Gosh, I have to say right off the bat I love depression stories. For me a little bit of my heart breaks whenever I read them. Okay, here goes.

Very good beginning. It grasps the reader and pulls us in. I love the almost lyrical way you write this. Beautiful. 

- "…Why harm your own flesh?" The old man [with searching eyes] asked. Take out with searching eyes if you want. I think it's a bit bulky, since you described him earlier. Nitpicky comment, sorry.

- Avery wiped it on [the leg of his jeans]. I just think it flows better that way.

- When you write "It's no business of mine, I'm sure…" I got confused about who was the speaker. Though after reading it a couple of times I decided it was the old man. You might want to add a dialogue tag there to avoid confusion.

- Avery scooted [away] from him.

- "I told you once[,] old man." Don't forget the comma. 

Good grammar over there.

- 'Surprisingly the old man did not take [offense].' I guess it doesn't really matter which way you spell it, but offence is the British spelling for the US offense. 

- '[Now] he was always in a bad mood.' Your previous sentence talked about a different time frame, I think. Just add 'now.'

Good use of paragraph spacing.

- "Avery, I'd like to talk to you, if you don't mind!" [c]alled the old man. Lower case 'c' in called. 
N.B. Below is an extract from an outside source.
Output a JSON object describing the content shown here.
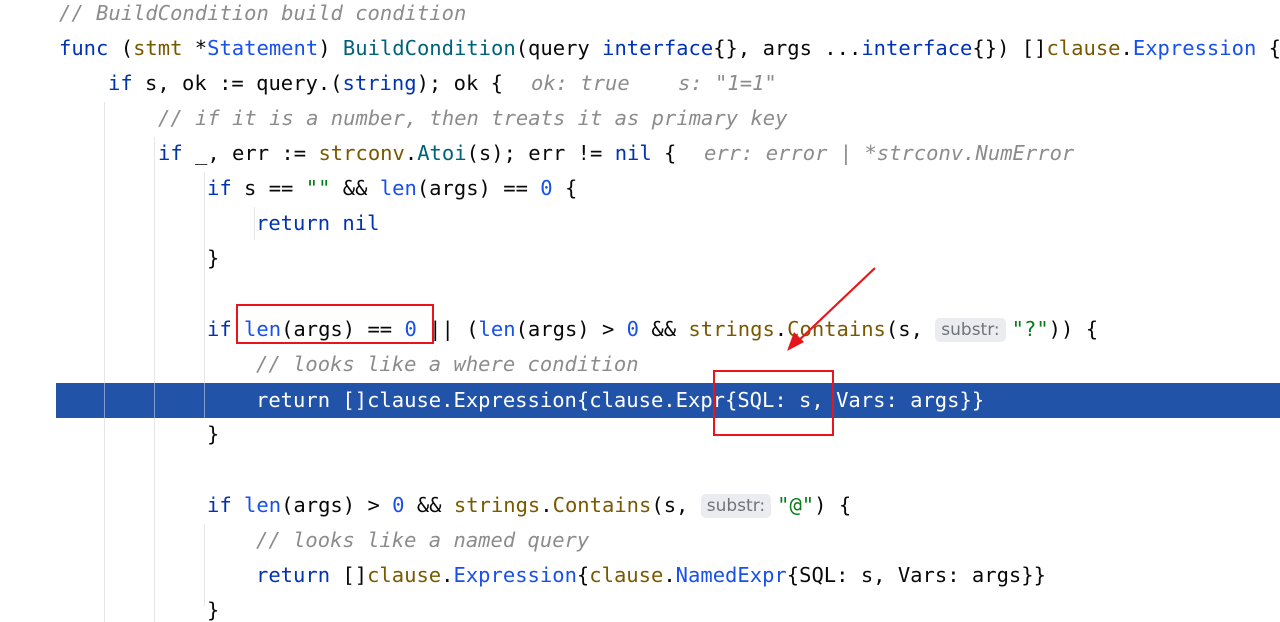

- 'When [h]e realized that, he turned and ran.' Lower case 'h' in he.


Overall grammar and punctuation - wise, I think you do an excellent job. Your writing style is also catchy - with the short sentences and clear writing. 

However, I found the ending a bit abrupt. Some questions left after a story are alright, but sometimes too many makes it really confusing. I felt a bit about that after I finished. 

I still don't know who the old man is. I think, though, you could end the last sentence something like this:


'He never forgot about [his] old man.'

This way, you aren't confirming anything concrete, but you aren't leaving the reader clueless who the old man is. Usually the phrase 'his/her old man] means a father or a man of relation. This is just a suggestion. 

But reading 'Then walked behind a tree, but did not come back from the other side' makes me think the old man is a ghost, but how did he talk to the kids, then? These are some questions you can subtly answer, but not entirely answer. 

I also thought how the child talking to Avery and how he suddenly just put away his knife and was happier was a bit too easy. In real life, I believe it takes more changing and more coaxing than that. Perhaps you can elongate the store and make Avery go through more changes. How did having no friends change Avery? Why did they stay away? Who was the old man? What kind of after effect did the cutting have on Avery, even after he was happy? Why did he cut himself? What about the little girls and boys teach him that people are the key back to happiness?


Just a couple of things for you to think about. Overall I think this is very well written. I commend you for writing about depression, too. I don't know many people who would. Congratulations on a beautiful story.